Dr Abdulla’s research was the first study into the livelihoods derived from the forests and the consequences for its management.

“We looked at how household assets, livelihood strategies and outcomes varied and the roles mangrove resources and shrimp farming played in those livelihoods,” he said.

“The research found that lower income households depend heavily on mangrove resources, which helped alleviate poverty and reduce income inequality.

“In contrast, illegal commercial shrimp aquaculture has widened inequality, leading to loss of agriculture, livestock and access to land. While shrimp aquaculture was important to higher income households, particularly land-owning households, it has led to loss of agriculture, livestock and access to land of lower income households.”

He also examined the vulnerabilities of these livelihoods, particularly to cyclones that periodically affect the region.

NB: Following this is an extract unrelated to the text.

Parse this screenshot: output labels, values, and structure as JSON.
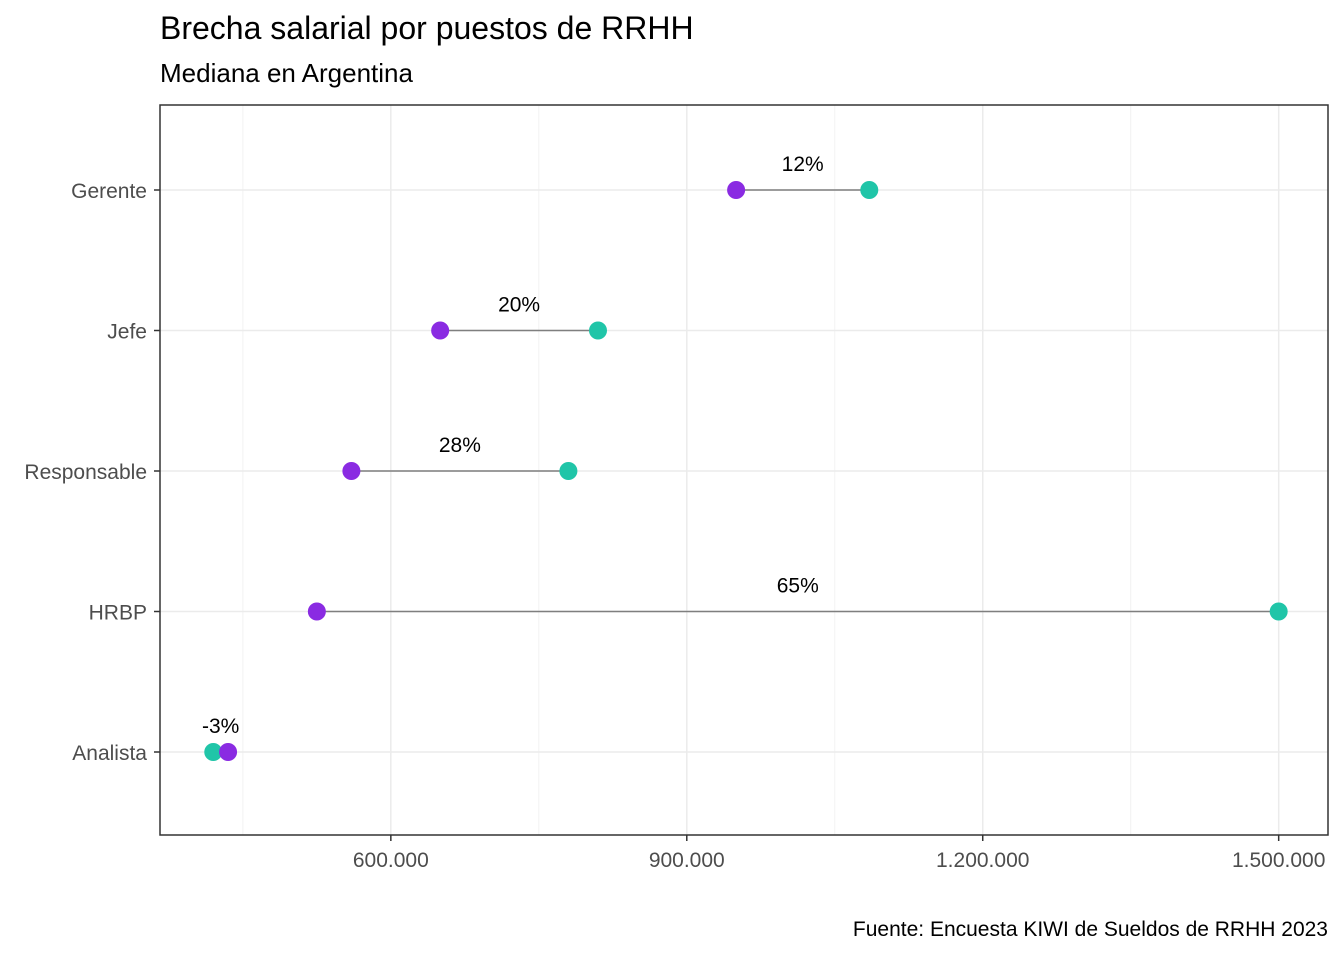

“Constraints on access, resource variability and attacks by pirates and wildlife were the principal vulnerabilities of the lower income mangrove dependent households,” he said.

“However, higher income shrimp-farming households were more vulnerable than the poorer mangrove resource collectors to a cyclone, such as the Cyclone Aila that devastated the region in May 2009.”

The study recommended that policy approaches be adopted that ensured equitable growth by creating a balanced asset base within a livelihood framework with multiple interventions working simultaneously. “This would be a favourable outcome for the households surrounding the Sundarbans, to the managers of coastal communities in relation to poverty alleviation and promotion of environmentally sustainable livelihoods,” he said.

Dr Abdulla’s PhD was entitled: “Livelihood Strategies of People Surrounding the Sundarbans Mangrove Forest”. He received his PhD at a CDU end-of-year graduation ceremony last month.